Reported success rates vary. Older studies have cited successful closure rates of approximately 90% for transvascular techniques compared with approximately 98% for surgical closure. [2] However, more recent retrospective studies have reported successful closure rates of approximately 92% for transvascular occluding devices overall, and as high as 98% in cases using the Amplatz canine duct occluder (ACDO). [3] Thoracoscopic PDA occlusion has also been described [4], though it is less commonly utilized.

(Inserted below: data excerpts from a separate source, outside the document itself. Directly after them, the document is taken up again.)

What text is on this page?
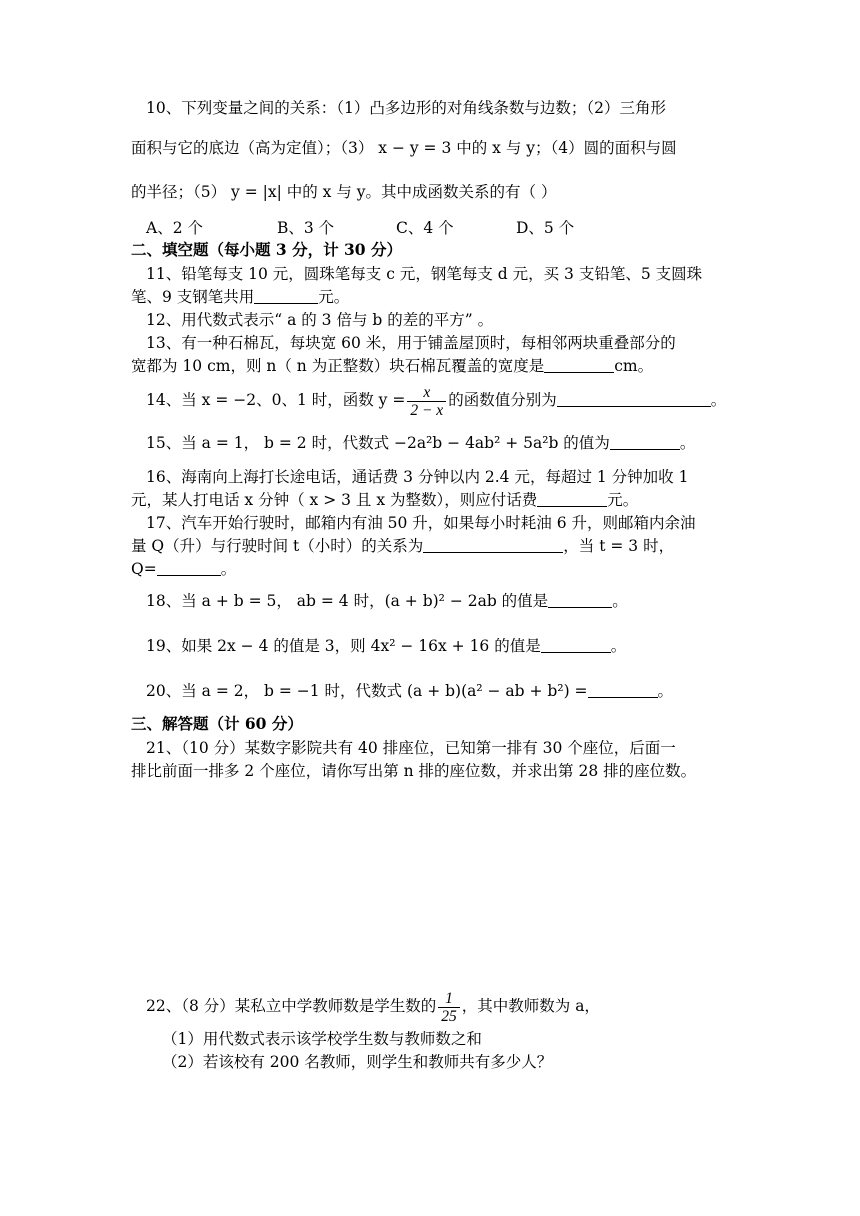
10、下列变量之间的关系：（1）凸多边形的对角线条数与边数；（2）三角形
面积与它的底边（高为定值）；（3） x − y = 3 中的 x 与 y；（4）圆的面积与圆
的半径；（5） y = |x| 中的 x 与 y。其中成函数关系的有（ ）
A、2 个	B、3 个	C、4 个	D、5 个
二、填空题（每小题 3 分，计 30 分）
11、铅笔每支 10 元，圆珠笔每支 c 元，钢笔每支 d 元，买 3 支铅笔、5 支圆珠
笔、9 支钢笔共用	元。
12、用代数式表示“ a 的 3 倍与 b 的差的平方” 。
13、有一种石棉瓦，每块宽 60 米，用于铺盖屋顶时，每相邻两块重叠部分的
宽都为 10 cm，则 n（ n 为正整数）块石棉瓦覆盖的宽度是	cm。
14、当 x = −2、0、1 时，函数 $y = \frac{x}{2 - x}$ 的函数值分别为	。
15、当 a = 1， b = 2 时，代数式 −2a²b − 4ab² + 5a²b 的值为	。
16、海南向上海打长途电话，通话费 3 分钟以内 2.4 元，每超过 1 分钟加收 1
元，某人打电话 x 分钟（ x > 3 且 x 为整数），则应付话费	元。
17、汽车开始行驶时，邮箱内有油 50 升，如果每小时耗油 6 升，则邮箱内余油
量 Q（升）与行驶时间 t（小时）的关系为	，当 t = 3 时，
Q=	。
18、当 a + b = 5， ab = 4 时，(a + b)² − 2ab 的值是	。
19、如果 2x − 4 的值是 3，则 4x² − 16x + 16 的值是	。
20、当 a = 2， b = −1 时，代数式 (a + b)(a² − ab + b²) =	。
三、解答题（计 60 分）
21、（10 分）某数字影院共有 40 排座位，已知第一排有 30 个座位，后面一
排比前面一排多 2 个座位，请你写出第 n 排的座位数，并求出第 28 排的座位数。
22、（8 分）某私立中学教师数是学生数的 $\frac{1}{25}$ ，其中教师数为 a，
（1）用代数式表示该学校学生数与教师数之和
（2）若该校有 200 名教师，则学生和教师共有多少人？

Overall, morbidity and mortality rates generally favor minimally invasive ductal occluder devices when compared with surgical ligation. Some studies report a 0% mortality rate for ductal occluder devices compared with approximately 2% for surgical ligation. [5] Surgical mortality rates appear dependent on surgical experience, with reported rates ranging from less than 2% to as high as 8%. [2] Morbidity follows a similar pattern, with minimally invasive ductal occlusion generally associated with fewer complications than conventional surgical ligation.

The age at presentation/closure of PDAs has been shown to be an important factor in long-term reverse remodeling in dogs. [6] Fortunately for Patient B, significant reverse remodeling to near normal cardiac dimensions has been noted in the most recent follow up. This same remodeling capacity would likely be diminished in Patient A and Patient C’s cases given their age (among other factors).

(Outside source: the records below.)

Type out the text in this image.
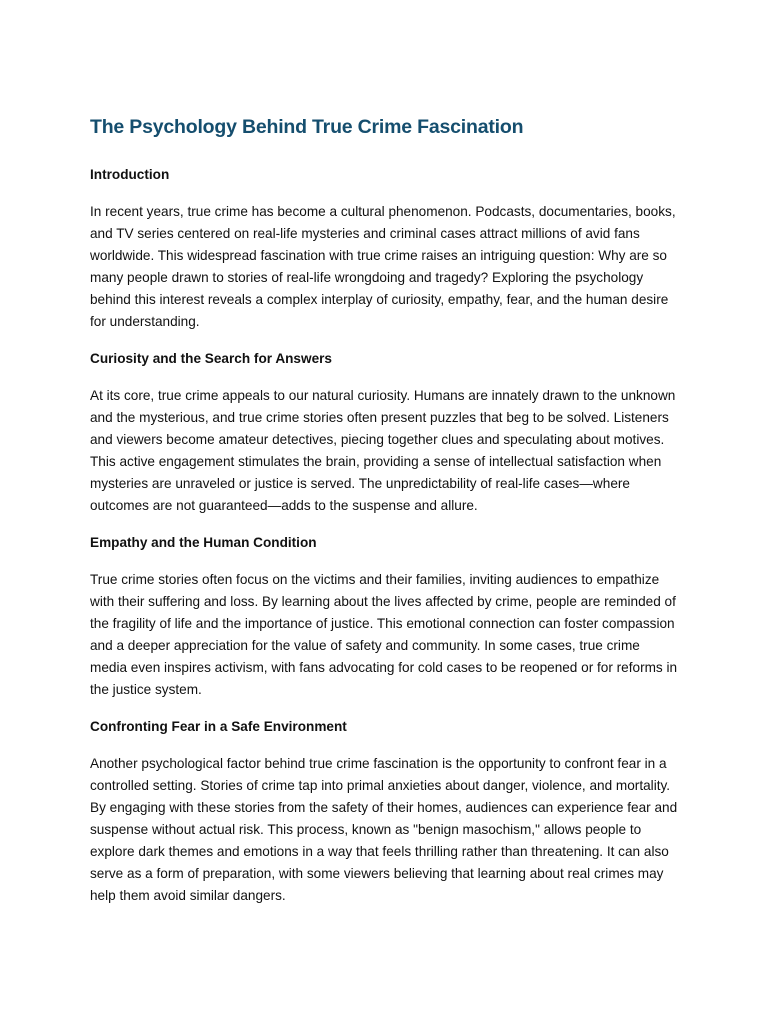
The Psychology Behind True Crime Fascination
Introduction

In recent years, true crime has become a cultural phenomenon. Podcasts, documentaries, books, and TV series centered on real-life mysteries and criminal cases attract millions of avid fans worldwide. This widespread fascination with true crime raises an intriguing question: Why are so many people drawn to stories of real-life wrongdoing and tragedy? Exploring the psychology behind this interest reveals a complex interplay of curiosity, empathy, fear, and the human desire for understanding.

Curiosity and the Search for Answers

At its core, true crime appeals to our natural curiosity. Humans are innately drawn to the unknown and the mysterious, and true crime stories often present puzzles that beg to be solved. Listeners and viewers become amateur detectives, piecing together clues and speculating about motives. This active engagement stimulates the brain, providing a sense of intellectual satisfaction when mysteries are unraveled or justice is served. The unpredictability of real-life cases—where outcomes are not guaranteed—adds to the suspense and allure.

Empathy and the Human Condition

True crime stories often focus on the victims and their families, inviting audiences to empathize with their suffering and loss. By learning about the lives affected by crime, people are reminded of the fragility of life and the importance of justice. This emotional connection can foster compassion and a deeper appreciation for the value of safety and community. In some cases, true crime media even inspires activism, with fans advocating for cold cases to be reopened or for reforms in the justice system.

Confronting Fear in a Safe Environment

Another psychological factor behind true crime fascination is the opportunity to confront fear in a controlled setting. Stories of crime tap into primal anxieties about danger, violence, and mortality. By engaging with these stories from the safety of their homes, audiences can experience fear and suspense without actual risk. This process, known as "benign masochism," allows people to explore dark themes and emotions in a way that feels thrilling rather than threatening. It can also serve as a form of preparation, with some viewers believing that learning about real crimes may help them avoid similar dangers.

It is important to note that not all patients are optimal candidates for minimally invasive techniques, and further assessment with an interventional cardiologist is necessary to evaluate factors such as patient size, PDA diameter, and PDA type/morphology before determining the optimal treatment plan. Furthermore, some patients with a chronic PDA may also develop significant pulmonary hypertension to the point that ductal flow becomes bidirectional or reverses right-to-left, creating an Eisenmenger-like syndrome. In these severe cases, closure of the PDA is generally contraindicated as closure would redirect flow back through the pulmonary vasculature and worsen the already severe pulmonary hypertension.

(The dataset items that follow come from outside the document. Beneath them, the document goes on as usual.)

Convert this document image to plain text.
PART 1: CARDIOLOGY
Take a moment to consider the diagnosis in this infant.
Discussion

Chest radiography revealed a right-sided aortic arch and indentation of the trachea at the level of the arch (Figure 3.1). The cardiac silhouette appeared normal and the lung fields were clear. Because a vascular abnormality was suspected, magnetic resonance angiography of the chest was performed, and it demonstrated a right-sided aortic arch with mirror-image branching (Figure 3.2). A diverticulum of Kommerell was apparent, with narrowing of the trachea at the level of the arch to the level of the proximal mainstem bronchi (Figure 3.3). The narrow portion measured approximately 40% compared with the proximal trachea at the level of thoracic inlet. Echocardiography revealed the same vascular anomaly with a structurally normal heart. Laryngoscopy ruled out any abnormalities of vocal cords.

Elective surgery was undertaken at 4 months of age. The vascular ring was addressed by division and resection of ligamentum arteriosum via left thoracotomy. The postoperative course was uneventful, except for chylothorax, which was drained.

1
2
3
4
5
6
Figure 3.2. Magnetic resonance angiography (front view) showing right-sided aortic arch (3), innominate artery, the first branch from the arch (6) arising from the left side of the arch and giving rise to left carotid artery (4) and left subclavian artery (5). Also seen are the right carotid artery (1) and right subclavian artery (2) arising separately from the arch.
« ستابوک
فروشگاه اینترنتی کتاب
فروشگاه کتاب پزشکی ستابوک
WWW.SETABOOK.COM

Early recognition and intervention can provide substantial benefit to our patients’ long term prognosis and quality of life. These cases demonstrate the importance of early echocardiography within the field.

 

 

References

 

1. Buchanan JW, Patterson DF. Etiology of patent ductus arteriosus in dogs. J Vet Intern Med. 2003 Mar-Apr;17(2):167-71. doi: 10.1111/j.1939-1676.2003.tb02429.x. PMID: 12683616.
2. Broaddus KD, Tillson DM. “Patent Ductus Arteriosus in Dogs.” Compendium. 2010.
3. M. K. Singh, M. D. Kittleson, P. H. Kass, L. G. Griffiths, Occlusion Devices and Approaches in Canine Patent Ductus Arteriosus: Comparison of Outcomes, Journal of Veterinary Internal Medicine, Volume 26, Issue 1, January-February 2012, Pages 85–92, https://doi.org/10.1111/j.1939-1676.2011.00859.x
4. Borenstein N, Behr L, Chetboul V, Tessier D, Nicole A, Jacquet J, Carlos C, Retortillo J, Fayolle P, Pouchelon JL, Daniel P, Laborde F. Minimally invasive patent ductus arteriosus occlusion in 5 dogs. Vet Surg. 2004 Jul-Aug;33(4):309-13. doi: 10.1111/j.1532-950X.2004.04045.x. PMID: 15230832.
5. Ranganathan B, LeBlanc NL, Scollan KF, Townsend KL, Agarwal D, Milovancev M. Comparison of major complication and survival rates between surgical ligation and use of a canine ductal occluder device for treatment of dogs with left-to-right shunting patent ductus arteriosus. J Am Vet Med Assoc. 2018 Oct 15;253(8):1046-1052. doi: 10.2460/javma.253.8.1046. PMID: 30272512.
6. Saunders AB, Gordon SG, Boggess MM, Miller MW. Long-term outcome in dogs with patent ductus arteriosus: 520 cases (1994-2009). J Vet Intern Med. 2014 Mar-Apr;28(2):401-10. doi: 10.1111/jvim.12267. Epub 2013 Dec 26. PMID: 24372855; PMCID: PMC4857963.